Les cinéphiles déviants et parisiens (une caste peu représentée, mais très influente) redoutaient son annulation, rendue quasi-inévitable par la situation sanitaire. Mais avec une hardiesse forçant le respect, l’équipe de l’Étrange Festival a su se placer entre deux vagues, refusant absolument de s’en remettre à la plateforme numérique. Le crew avance masqué donc : les trois salles de projection se sont peuplées pendant une semaine et demie d’étranges individus au visage méconnaissable, comme lors d’une convention de boogeymen.

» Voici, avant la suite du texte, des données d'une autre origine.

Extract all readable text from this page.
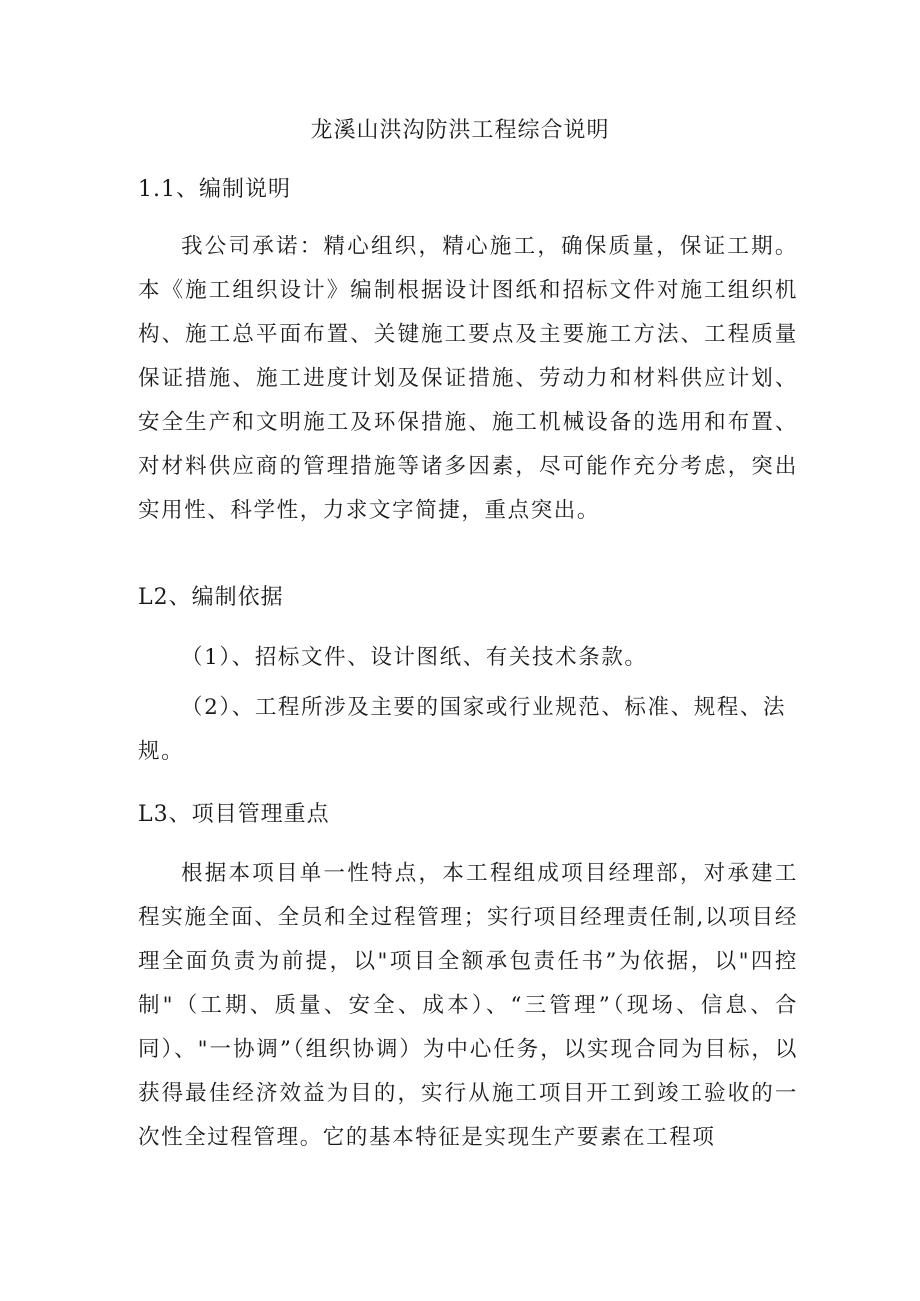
龙溪山洪沟防洪工程综合说明
1.1、编制说明

我公司承诺：精心组织，精心施工，确保质量，保证工期。本《施工组织设计》编制根据设计图纸和招标文件对施工组织机构、施工总平面布置、关键施工要点及主要施工方法、工程质量保证措施、施工进度计划及保证措施、劳动力和材料供应计划、安全生产和文明施工及环保措施、施工机械设备的选用和布置、对材料供应商的管理措施等诸多因素，尽可能作充分考虑，突出实用性、科学性，力求文字简捷，重点突出。

L2、编制依据

（1）、招标文件、设计图纸、有关技术条款。

（2）、工程所涉及主要的国家或行业规范、标准、规程、法规。

L3、项目管理重点

根据本项目单一性特点，本工程组成项目经理部，对承建工程实施全面、全员和全过程管理；实行项目经理责任制,以项目经理全面负责为前提，以"项目全额承包责任书”为依据，以"四控制"（工期、质量、安全、成本）、“三管理”（现场、信息、合同）、"一协调”（组织协调）为中心任务，以实现合同为目标，以获得最佳经济效益为目的，实行从施工项目开工到竣工验收的一次性全过程管理。它的基本特征是实现生产要素在工程项
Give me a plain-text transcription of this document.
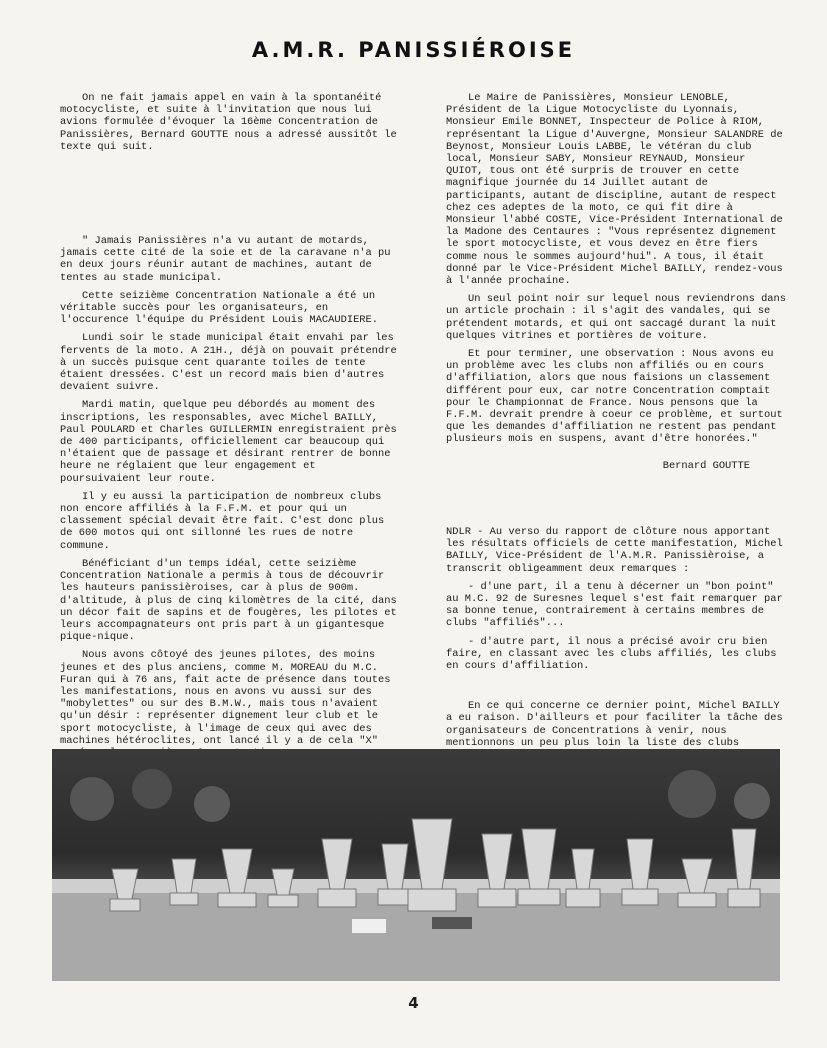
A.M.R. PANISSIÉROISE

On ne fait jamais appel en vain à la spontanéité motocycliste, et suite à l'invitation que nous lui avions formulée d'évoquer la 16ème Concentration de Panissières, Bernard GOUTTE nous a adressé aussitôt le texte qui suit.

" Jamais Panissières n'a vu autant de motards, jamais cette cité de la soie et de la caravane n'a pu en deux jours réunir autant de machines, autant de tentes au stade municipal.

Cette seizième Concentration Nationale a été un véritable succès pour les organisateurs, en l'occurence l'équipe du Président Louis MACAUDIERE.

Lundi soir le stade municipal était envahi par les fervents de la moto. A 21H., déjà on pouvait prétendre à un succès puisque cent quarante toiles de tente étaient dressées. C'est un record mais bien d'autres devaient suivre.

Mardi matin, quelque peu débordés au moment des inscriptions, les responsables, avec Michel BAILLY, Paul POULARD et Charles GUILLERMIN enregistraient près de 400 participants, officiellement car beaucoup qui n'étaient que de passage et désirant rentrer de bonne heure ne réglaient que leur engagement et poursuivaient leur route.

Il y eu aussi la participation de nombreux clubs non encore affiliés à la F.F.M. et pour qui un classement spécial devait être fait. C'est donc plus de 600 motos qui ont sillonné les rues de notre commune.

Bénéficiant d'un temps idéal, cette seizième Concentration Nationale a permis à tous de découvrir les hauteurs panissièroises, car à plus de 900m. d'altitude, à plus de cinq kilomètres de la cité, dans un décor fait de sapins et de fougères, les pilotes et leurs accompagnateurs ont pris part à un gigantesque pique-nique.

Nous avons côtoyé des jeunes pilotes, des moins jeunes et des plus anciens, comme M. MOREAU du M.C. Furan qui à 76 ans, fait acte de présence dans toutes les manifestations, nous en avons vu aussi sur des "mobylettes" ou sur des B.M.W., mais tous n'avaient qu'un désir : représenter dignement leur club et le sport motocycliste, à l'image de ceux qui avec des machines hétéroclites, ont lancé il y a de cela "X"

Le Maire de Panissières, Monsieur LENOBLE, Président de la Ligue Motocycliste du Lyonnais, Monsieur Emile BONNET, Inspecteur de Police à RIOM, représentant la Ligue d'Auvergne, Monsieur SALANDRE de Beynost, Monsieur Louis LABBE, le vétéran du club local, Monsieur SABY, Monsieur REYNAUD, Monsieur QUIOT, tous ont été surpris de trouver en cette magnifique journée du 14 Juillet autant de participants, autant de discipline, autant de respect chez ces adeptes de la moto, ce qui fit dire à Monsieur l'abbé COSTE, Vice-Président International de la Madone des Centaures : "Vous représentez dignement le sport motocycliste, et vous devez en être fiers comme nous le sommes aujourd'hui". A tous, il était donné par le Vice-Président Michel BAILLY, rendez-vous à l'année prochaine.

Un seul point noir sur lequel nous reviendrons dans un article prochain : il s'agit des vandales, qui se prétendent motards, et qui ont saccagé durant la nuit quelques vitrines et portières de voiture.

Et pour terminer, une observation : Nous avons eu un problème avec les clubs non affiliés ou en cours d'affiliation, alors que nous faisions un classement différent pour eux, car notre Concentration comptait pour le Championnat de France. Nous pensons que la F.F.M. devrait prendre à coeur ce problème, et surtout que les demandes d'affiliation ne restent pas pendant plusieurs mois en suspens, avant d'être honorées."

Bernard GOUTTE

NDLR - Au verso du rapport de clôture nous apportant les résultats officiels de cette manifestation, Michel BAILLY, Vice-Président de l'A.M.R. Panissièroise, a transcrit obligeamment deux remarques :

- d'une part, il a tenu à décerner un "bon point" au M.C. 92 de Suresnes lequel s'est fait remarquer par sa bonne tenue, contrairement à certains membres de clubs "affiliés"...

- d'autre part, il nous a précisé avoir cru bien faire, en classant avec les clubs affiliés, les clubs en cours d'affiliation.

En ce qui concerne ce dernier point, Michel BAILLY a eu raison. D'ailleurs et pour faciliter la tâche des organisateurs de Concentrations à venir, nous mentionnons un peu plus loin la liste des clubs

4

Et des masques, on en a vu, puisqu’en dépit de cette pandémie pesante, le succès était au rendez-vous. D’ailleurs, l’auteur de ces lignes a dû se résoudre à faire une croix sur quelques séances. C’est la faute au coronavirus. Forcément allégé de son fort taux d’invité – malgré quelques présentations vidéos atypiques envoyées directement par les cinéastes, mention spéciale à l’inénarrable Lloyd Kaufman -, l’évènement a su être aussi détonnant et singulier qu’à l’accoutumée. On ne pouvait rêver meilleur endroit pour se confiner.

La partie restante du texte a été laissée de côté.